Aaron Stone wrote:

On Wed, Feb 16, 2005, ""Matthew T. O'Connor"" <matthew@zeut.net> said:
I think that there is already a lot of contention on the dbmail_users table having to update the mail_size field (we have heard reports of significant performance boosts on busy servers by disabling this feature), the contention will be that much greater if every mail received for every user in a domain all have to update the same record.

I think a better solution is to create the table you suggested without the client_curmail field. That way you can still specify a maxmail size for any given client, but don't have the update contention. When delivering a message you can check the quota by doing something like "select sum(curmail_size) from dbmail_users where client_idnr = x".

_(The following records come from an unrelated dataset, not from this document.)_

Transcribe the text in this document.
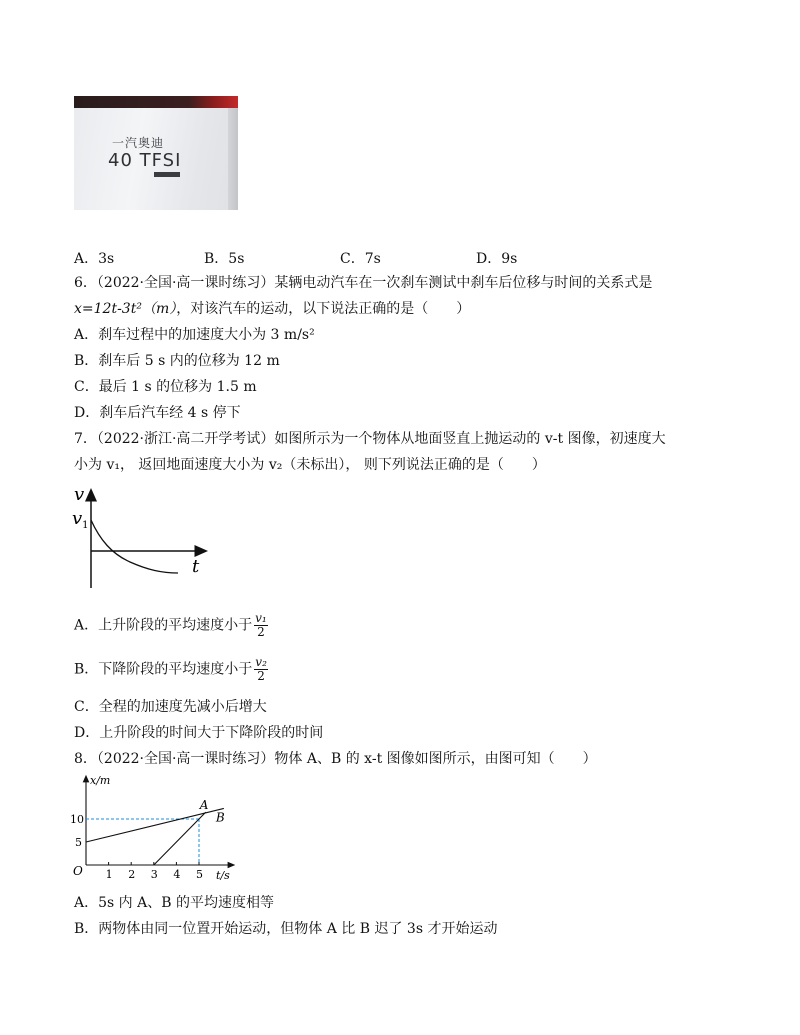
一汽奥迪
40 TFSI
A．3s	B．5s	C．7s	D．9s
6．（2022·全国·高一课时练习）某辆电动汽车在一次刹车测试中刹车后位移与时间的关系式是
x=12t-3t²（m），对该汽车的运动，以下说法正确的是（　　）
A．刹车过程中的加速度大小为 3 m/s²
B．刹车后 5 s 内的位移为 12 m
C．最后 1 s 的位移为 1.5 m
D．刹车后汽车经 4 s 停下
7．（2022·浙江·高二开学考试）如图所示为一个物体从地面竖直上抛运动的 v-t 图像，初速度大
小为 v₁， 返回地面速度大小为 v₂（未标出）， 则下列说法正确的是（　　）
v
$v_1$
t
A．上升阶段的平均速度小于 $\frac{\text{v₁}}{2}$
B．下降阶段的平均速度小于 $\frac{\text{v₂}}{2}$
C．全程的加速度先减小后增大
D．上升阶段的时间大于下降阶段的时间
8．（2022·全国·高一课时练习）物体 A、B 的 x-t 图像如图所示，由图可知（　　）
1 2 3 4 5
5
10
A
B
x/m
t/s
O
A．5s 内 A、B 的平均速度相等
B．两物体由同一位置开始运动，但物体 A 比 B 迟了 3s 才开始运动
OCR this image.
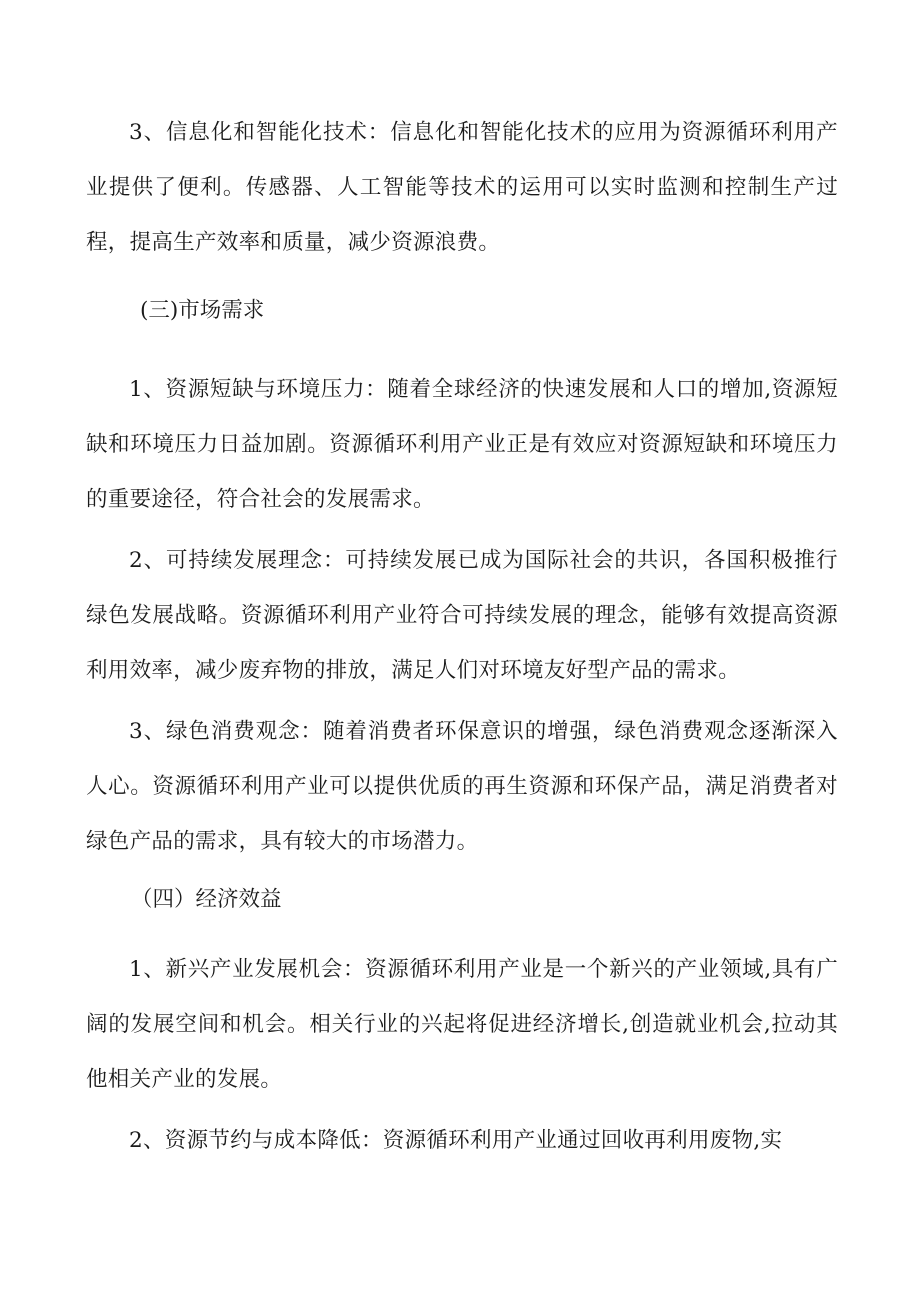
3、信息化和智能化技术：信息化和智能化技术的应用为资源循环利用产业提供了便利。传感器、人工智能等技术的运用可以实时监测和控制生产过程，提高生产效率和质量，减少资源浪费。

(三)市场需求

1、资源短缺与环境压力：随着全球经济的快速发展和人口的增加,资源短缺和环境压力日益加剧。资源循环利用产业正是有效应对资源短缺和环境压力的重要途径，符合社会的发展需求。

2、可持续发展理念：可持续发展已成为国际社会的共识，各国积极推行绿色发展战略。资源循环利用产业符合可持续发展的理念，能够有效提高资源利用效率，减少废弃物的排放，满足人们对环境友好型产品的需求。

3、绿色消费观念：随着消费者环保意识的增强，绿色消费观念逐渐深入人心。资源循环利用产业可以提供优质的再生资源和环保产品，满足消费者对绿色产品的需求，具有较大的市场潜力。

（四）经济效益

1、新兴产业发展机会：资源循环利用产业是一个新兴的产业领域,具有广阔的发展空间和机会。相关行业的兴起将促进经济增长,创造就业机会,拉动其他相关产业的发展。

2、资源节约与成本降低：资源循环利用产业通过回收再利用废物,实
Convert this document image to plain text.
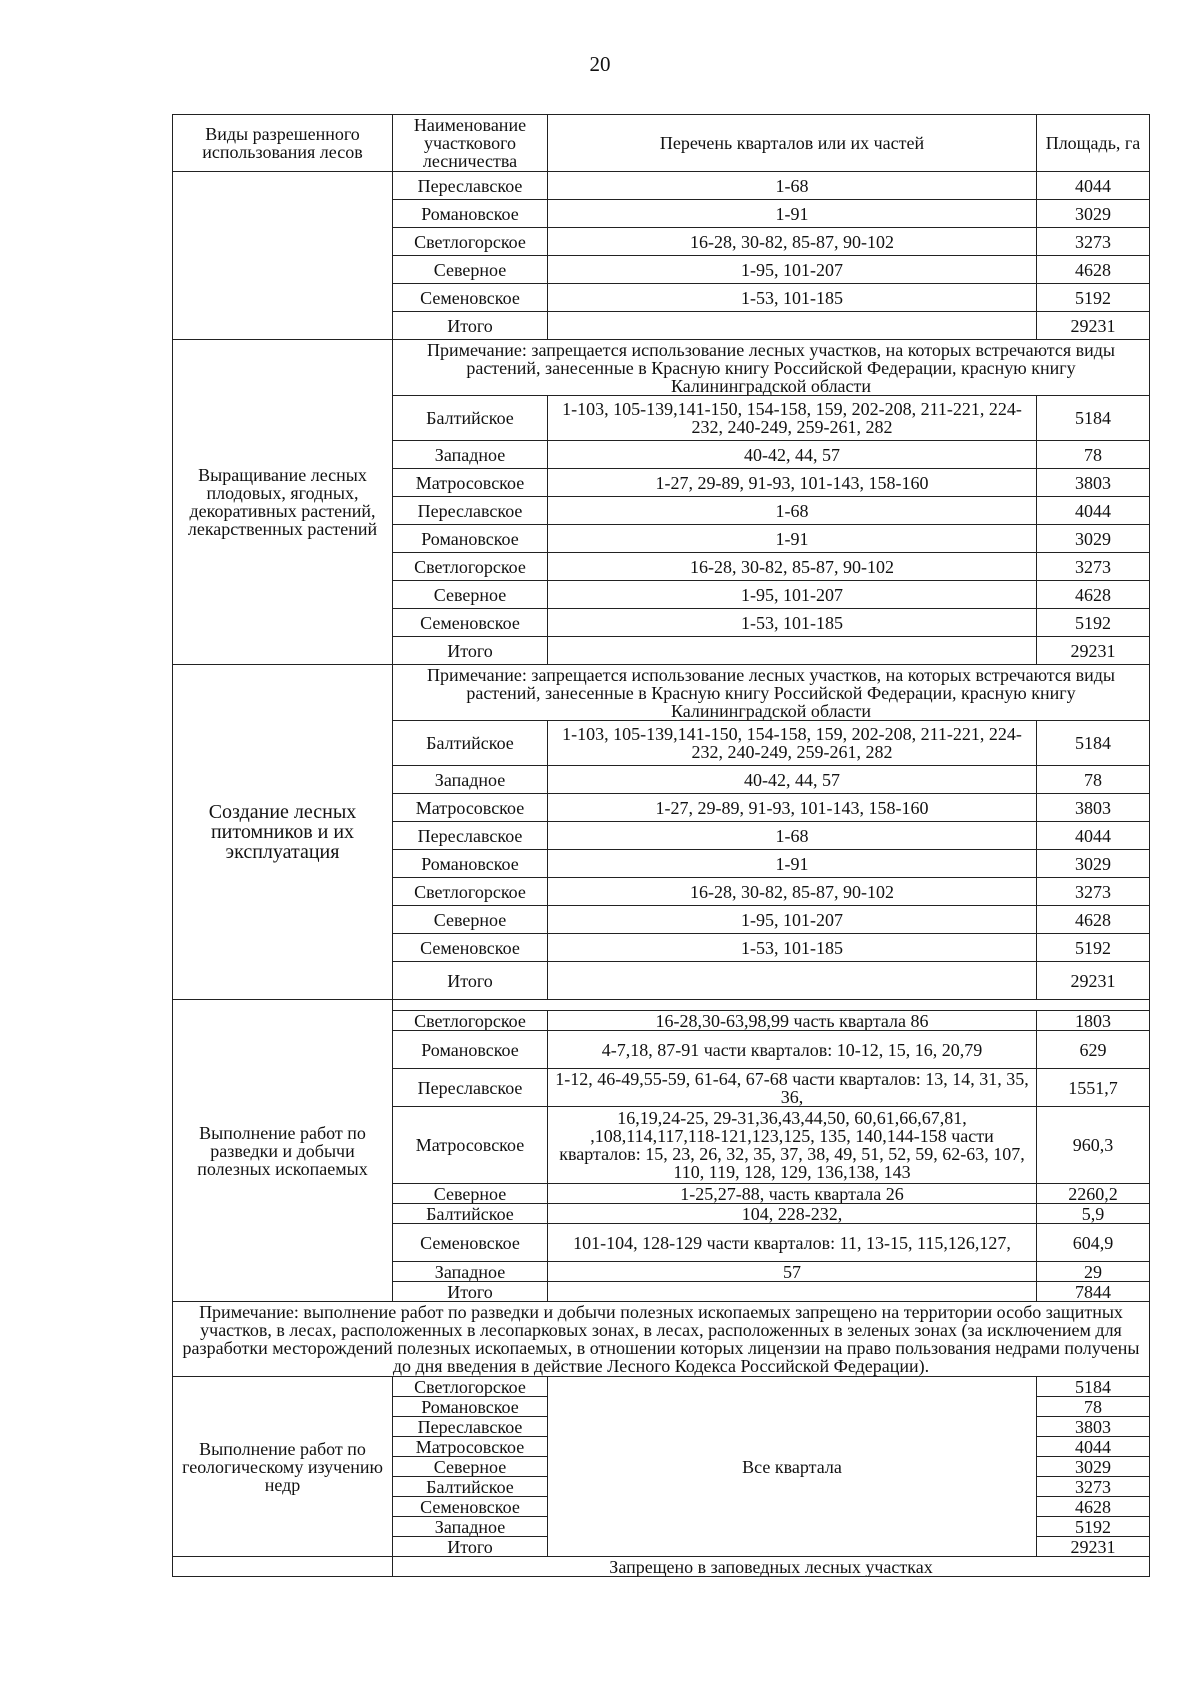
20
Виды разрешенного использования лесов	Наименование участкового лесничества	Перечень кварталов или их частей	Площадь, га
	Переславское	1-68	4044
	Романовское	1-91	3029
	Светлогорское	16-28, 30-82, 85-87, 90-102	3273
	Северное	1-95, 101-207	4628
	Семеновское	1-53, 101-185	5192
	Итого		29231
Выращивание лесных плодовых, ягодных, декоративных растений, лекарственных растений	Примечание: запрещается использование лесных участков, на которых встречаются виды растений, занесенные в Красную книгу Российской Федерации, красную книгу Калининградской области		
	Балтийское	1-103, 105-139,141-150, 154-158, 159, 202-208, 211-221, 224-232, 240-249, 259-261, 282	5184
	Западное	40-42, 44, 57	78
	Матросовское	1-27, 29-89, 91-93, 101-143, 158-160	3803
	Переславское	1-68	4044
	Романовское	1-91	3029
	Светлогорское	16-28, 30-82, 85-87, 90-102	3273
	Северное	1-95, 101-207	4628
	Семеновское	1-53, 101-185	5192
	Итого		29231
Создание лесных питомников и их эксплуатация	Примечание: запрещается использование лесных участков, на которых встречаются виды растений, занесенные в Красную книгу Российской Федерации, красную книгу Калининградской области		
	Балтийское	1-103, 105-139,141-150, 154-158, 159, 202-208, 211-221, 224-232, 240-249, 259-261, 282	5184
	Западное	40-42, 44, 57	78
	Матросовское	1-27, 29-89, 91-93, 101-143, 158-160	3803
	Переславское	1-68	4044
	Романовское	1-91	3029
	Светлогорское	16-28, 30-82, 85-87, 90-102	3273
	Северное	1-95, 101-207	4628
	Семеновское	1-53, 101-185	5192
	Итого		29231
Выполнение работ по разведки и добычи полезных ископаемых			
	Светлогорское	16-28,30-63,98,99 часть квартала 86	1803
	Романовское	4-7,18, 87-91 части кварталов: 10-12, 15, 16, 20,79	629
	Переславское	1-12, 46-49,55-59, 61-64, 67-68 части кварталов: 13, 14, 31, 35, 36,	1551,7
	Матросовское	16,19,24-25, 29-31,36,43,44,50, 60,61,66,67,81, ,108,114,117,118-121,123,125, 135, 140,144-158 части кварталов: 15, 23, 26, 32, 35, 37, 38, 49, 51, 52, 59, 62-63, 107, 110, 119, 128, 129, 136,138, 143	960,3
	Северное	1-25,27-88, часть квартала 26	2260,2
	Балтийское	104, 228-232,	5,9
	Семеновское	101-104, 128-129 части кварталов: 11, 13-15, 115,126,127,	604,9
	Западное	57	29
	Итого		7844
Примечание: выполнение работ по разведки и добычи полезных ископаемых запрещено на территории особо защитных участков, в лесах, расположенных в лесопарковых зонах, в лесах, расположенных в зеленых зонах (за исключением для разработки месторождений полезных ископаемых, в отношении которых лицензии на право пользования недрами получены до дня введения в действие Лесного Кодекса Российской Федерации).			
Выполнение работ по геологическому изучению недр	Светлогорское	Все квартала	5184
	Романовское		78
	Переславское		3803
	Матросовское		4044
	Северное		3029
	Балтийское		3273
	Семеновское		4628
	Западное		5192
	Итого		29231
	Запрещено в заповедных лесных участках		
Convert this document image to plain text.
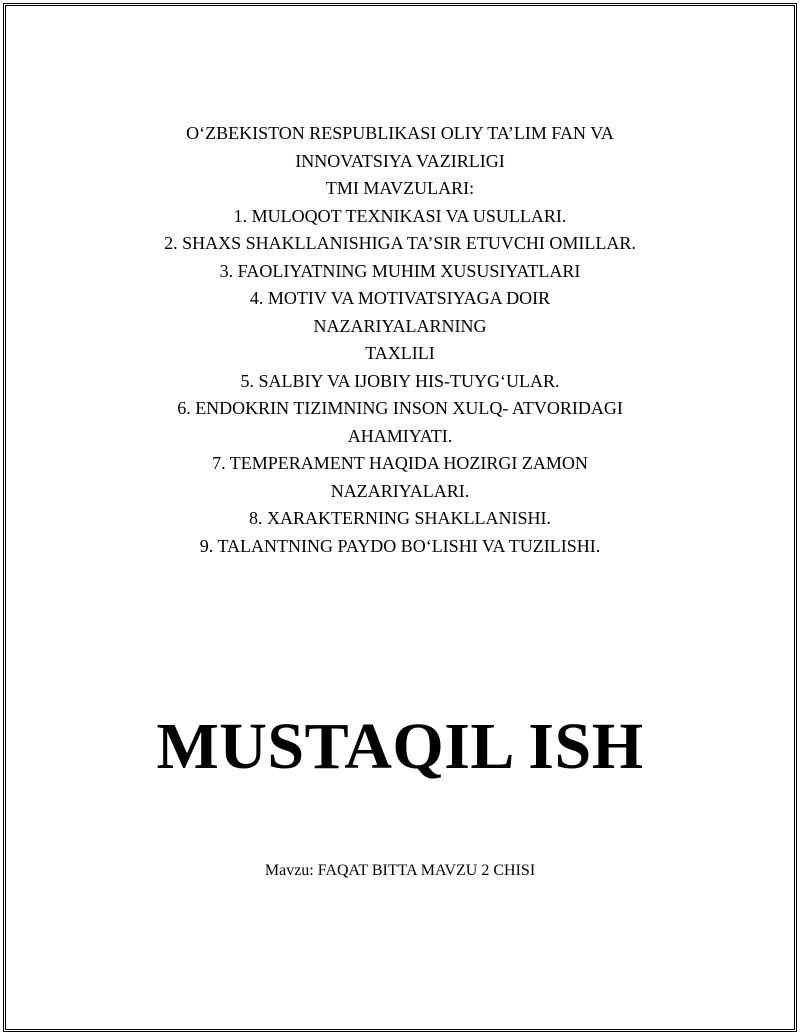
O‘ZBEKISTON RESPUBLIKASI OLIY TA’LIM FAN VA
INNOVATSIYA VAZIRLIGI
TMI MAVZULARI:
1. MULOQOT TEXNIKASI VA USULLARI.
2. SHAXS SHAKLLANISHIGA TA’SIR ETUVCHI OMILLAR.
3. FAOLIYATNING MUHIM XUSUSIYATLARI
4. MOTIV VA MOTIVATSIYAGA DOIR
NAZARIYALARNING
TAXLILI
5. SALBIY VA IJOBIY HIS-TUYG‘ULAR.
6. ENDOKRIN TIZIMNING INSON XULQ- ATVORIDAGI
AHAMIYATI.
7. TEMPERAMENT HAQIDA HOZIRGI ZAMON
NAZARIYALARI.
8. XARAKTERNING SHAKLLANISHI.
9. TALANTNING PAYDO BO‘LISHI VA TUZILISHI.
MUSTAQIL ISH
Mavzu: FAQAT BITTA MAVZU 2 CHISI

Off the cuff, I would take it to be that one UPDATE is faster than one
SELECT, but only up to a certain concurrency rate, after which the
non-locking SELECT is faster. Yes, no? Are there some statistics we can
put to this?

This smacks of needing a configuration option so that a site can use the
method best for their own usage pattern.


You may very well be right that each will outperform the other depending on the usage level, however I also not a fan of giving lots of different configuration options unless it's proven they are needed (think configuring sendmail *ugh*). We should find a single solution that works for both workloads that doesn't require additional knobs for the admin to learn how to use. Also, we shouldn't optimize for a problem that may or may not be real. For now, I would prefer we try the "select sum()" method. My reasoning is as follows: As long as the "select sum()" method is fast enough, why optimize for the lesser workload. If it's proven that the "select sum()" method isn't fast enough for the lesser workload, then we can try the "one update" method. If and when that proves problematic we should find a better solution.